Now then, can we talk about something serious for a change: in a services based economy, how come the US doesn't have a Canadian-style Goods-and-Services tax?

Tetchy-tetchy, I know: Bobby Jindal just committed hara-kiri with a sales tax proposal, but that doesn't change the fact that it's utterly unavoidable at some point.

Sales point to the Right: it's a flat tax. (It isn't really, but it's possible Jindal's staff were stupid enough to think that it was.)

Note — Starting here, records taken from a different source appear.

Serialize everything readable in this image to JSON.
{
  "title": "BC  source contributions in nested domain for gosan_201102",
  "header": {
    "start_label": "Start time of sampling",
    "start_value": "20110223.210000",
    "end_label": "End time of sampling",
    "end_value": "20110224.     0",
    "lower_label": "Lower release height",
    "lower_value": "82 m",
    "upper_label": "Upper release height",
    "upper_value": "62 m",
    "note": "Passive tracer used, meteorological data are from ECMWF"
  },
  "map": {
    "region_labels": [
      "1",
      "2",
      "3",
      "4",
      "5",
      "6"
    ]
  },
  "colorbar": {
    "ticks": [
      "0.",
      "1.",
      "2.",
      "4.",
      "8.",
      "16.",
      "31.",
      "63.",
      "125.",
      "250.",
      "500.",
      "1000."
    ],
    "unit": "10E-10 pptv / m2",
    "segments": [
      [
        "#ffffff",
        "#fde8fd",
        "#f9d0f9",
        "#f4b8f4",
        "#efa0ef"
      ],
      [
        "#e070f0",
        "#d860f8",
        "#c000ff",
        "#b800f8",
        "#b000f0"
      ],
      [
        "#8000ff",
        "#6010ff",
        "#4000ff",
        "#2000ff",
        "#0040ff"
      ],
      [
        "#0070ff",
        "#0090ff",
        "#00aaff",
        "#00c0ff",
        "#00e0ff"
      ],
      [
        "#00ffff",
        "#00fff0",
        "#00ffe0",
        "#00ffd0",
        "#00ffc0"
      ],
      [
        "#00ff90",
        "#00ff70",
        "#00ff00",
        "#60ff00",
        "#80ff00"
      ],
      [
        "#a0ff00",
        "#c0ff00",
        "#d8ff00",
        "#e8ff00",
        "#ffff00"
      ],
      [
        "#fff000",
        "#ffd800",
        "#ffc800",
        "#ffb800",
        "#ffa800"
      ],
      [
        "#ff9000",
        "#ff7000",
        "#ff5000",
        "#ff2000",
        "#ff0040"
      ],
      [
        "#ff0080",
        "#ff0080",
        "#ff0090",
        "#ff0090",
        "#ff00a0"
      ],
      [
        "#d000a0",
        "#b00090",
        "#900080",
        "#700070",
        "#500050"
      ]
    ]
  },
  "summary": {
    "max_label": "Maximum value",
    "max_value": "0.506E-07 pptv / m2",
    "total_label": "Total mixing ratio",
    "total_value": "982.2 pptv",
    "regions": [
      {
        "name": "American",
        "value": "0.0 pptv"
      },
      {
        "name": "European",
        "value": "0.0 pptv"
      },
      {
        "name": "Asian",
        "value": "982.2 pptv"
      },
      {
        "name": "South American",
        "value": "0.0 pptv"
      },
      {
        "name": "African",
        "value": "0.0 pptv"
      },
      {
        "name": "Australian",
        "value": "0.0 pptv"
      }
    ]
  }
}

Sales point to the Left: consumption taxes are the only way you can tax the ninth decile. These are the "New Class" of Milovan Djilas's good and ever truer naming; they are the major consumers and the major producers of information and other services. This slice of taxpayers includes most staff level accountants and lawyers -- the major producers and consumers of legal, however devious, tax evasion. They pay what they feel like paying in income taxes, but they don't got no choice about a well constructed consumption tax.


I think a lot of people are forgetting that the markets were not nearly as interconnected nor informational as they are today. The markets impacts happen almost instantaneously now, where it would take some time in the past for certain actions to have a ripple effect. These debt ratios are also different because of the circumstances that helped accrue the debt. For instance, post WWII was infrastructure recovery spending with the countries involved. Today, the US is in its hole because of conflict spending (we are not at war, Congress never declared war), financial bailouts, and only a small portion is because of infrastructure spending. The difference is that the long-term debt for infrastructure would bring in long-term gains since businesses and consumers will have an easier way of doing business and delivering necessary supplies.

If this isn't the death blow to using excel in quantitative analyses, I don't know what it would take. This mistake simply wouldn't happen with python, R, SAS, or what ever scripting language you want to use. I'm stunned such esteemed researchers still use it.